Ya I was considering a similar workflow last time I was steeped in SwiftUI. I don't dislike it that much actually, maybe just how slow the compile and error alerting is/was last time. I mainly found mac SwiftUI performance to be lacking, along with the transparency and documentation of the api. Swift itself is fine, and I give a xcode a lot of credit for somehow functioning as well as it does with so much accumulated functionality/complexity/bloat.

SwiftUI previews were... manageable but not great.

No, this isn't a bunch of markdown files, has been in the works since at least May and has been dogfooded inside Apple [1]: "Apple Partners With Anthropic for Claude-Powered AI Coding Platform"

[1]: https://www.macrumors.com/2025/05/02/apple-anthropic-ai-codi...

What is special about it besides the IDE integration? It is a bunch of markdown files with a search tool. It has no agentic capability so it is far behind state of the art dev tooling. Apple devs internally use Claude Code.

If it is severely less capable - and not even any cheaper to use - then it’s a toy! A penny farthing can get you somewhere just as a car can but only one is perhaps of professional utility even if the other used to be at one point too

Isn’t that easy to add with some rules and guidelines documents? I usually ask Claude code to research modern best practices for SwiftUI apps and to summarize the learnings in a rules file that will be part of the SwiftUI project.

Yes and no. Proper Agentic coding tools like Claude Code are a bit more than just a bunch of markdown rulesets.
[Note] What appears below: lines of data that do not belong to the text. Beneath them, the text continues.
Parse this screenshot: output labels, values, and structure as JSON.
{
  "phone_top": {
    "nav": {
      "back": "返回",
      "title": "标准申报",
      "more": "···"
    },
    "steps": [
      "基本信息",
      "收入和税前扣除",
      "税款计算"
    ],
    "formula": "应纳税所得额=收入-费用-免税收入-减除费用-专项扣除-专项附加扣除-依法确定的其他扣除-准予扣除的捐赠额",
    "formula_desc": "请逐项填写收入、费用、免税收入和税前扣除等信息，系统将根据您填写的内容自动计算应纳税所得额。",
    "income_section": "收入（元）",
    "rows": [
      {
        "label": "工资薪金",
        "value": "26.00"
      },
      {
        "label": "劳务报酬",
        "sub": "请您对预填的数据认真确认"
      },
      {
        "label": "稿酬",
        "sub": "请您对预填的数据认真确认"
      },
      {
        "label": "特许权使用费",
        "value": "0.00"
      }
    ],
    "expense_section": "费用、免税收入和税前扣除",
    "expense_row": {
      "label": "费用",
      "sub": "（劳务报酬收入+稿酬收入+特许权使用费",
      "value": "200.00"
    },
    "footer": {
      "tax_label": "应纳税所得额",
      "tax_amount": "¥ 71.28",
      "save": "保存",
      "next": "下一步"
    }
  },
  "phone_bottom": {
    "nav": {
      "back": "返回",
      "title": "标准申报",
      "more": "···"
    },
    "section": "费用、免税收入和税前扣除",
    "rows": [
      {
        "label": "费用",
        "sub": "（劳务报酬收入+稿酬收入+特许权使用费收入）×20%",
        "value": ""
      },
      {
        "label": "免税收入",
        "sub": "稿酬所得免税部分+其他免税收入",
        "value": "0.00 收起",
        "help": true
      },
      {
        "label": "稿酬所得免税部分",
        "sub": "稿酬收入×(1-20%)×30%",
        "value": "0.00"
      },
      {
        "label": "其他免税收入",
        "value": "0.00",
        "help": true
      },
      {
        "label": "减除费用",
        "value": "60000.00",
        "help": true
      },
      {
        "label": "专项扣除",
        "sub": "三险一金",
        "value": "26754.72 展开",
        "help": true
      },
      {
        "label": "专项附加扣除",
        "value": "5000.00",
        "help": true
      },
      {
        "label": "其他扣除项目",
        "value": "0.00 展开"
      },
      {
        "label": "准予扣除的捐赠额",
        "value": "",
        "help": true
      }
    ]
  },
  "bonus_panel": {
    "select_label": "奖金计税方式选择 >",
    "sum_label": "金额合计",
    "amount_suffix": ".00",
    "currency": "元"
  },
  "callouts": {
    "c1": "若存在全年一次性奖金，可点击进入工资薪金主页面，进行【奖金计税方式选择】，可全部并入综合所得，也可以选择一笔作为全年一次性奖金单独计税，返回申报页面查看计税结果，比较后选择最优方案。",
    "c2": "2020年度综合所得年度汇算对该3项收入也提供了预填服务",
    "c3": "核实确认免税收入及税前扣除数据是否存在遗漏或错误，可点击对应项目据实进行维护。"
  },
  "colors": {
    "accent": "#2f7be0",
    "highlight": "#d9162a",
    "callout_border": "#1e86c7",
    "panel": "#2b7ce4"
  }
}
For example: it uses Haiku as a model to run tools and most likely has automatic translations for when the model signals it wants to search or find something -> either use the built-in search or run find/fd/grep/rg

All that _can_ be done by prompting, but - as always with LLMS - prompts are more like suggestions.

I'm as crazy about AI as the next dev, but that has to be the weakest example of AI capability that I have ever seen.

People are just excited to see Apple finally integrate something useful. But it’s not 1/100th as useful as agentic tools (CC, Codex) which have access to the exact same markdown files as the Apple one. There’s nothing else special about Apple’s offering, and it has no agentic capability. It is a waste of time to use it.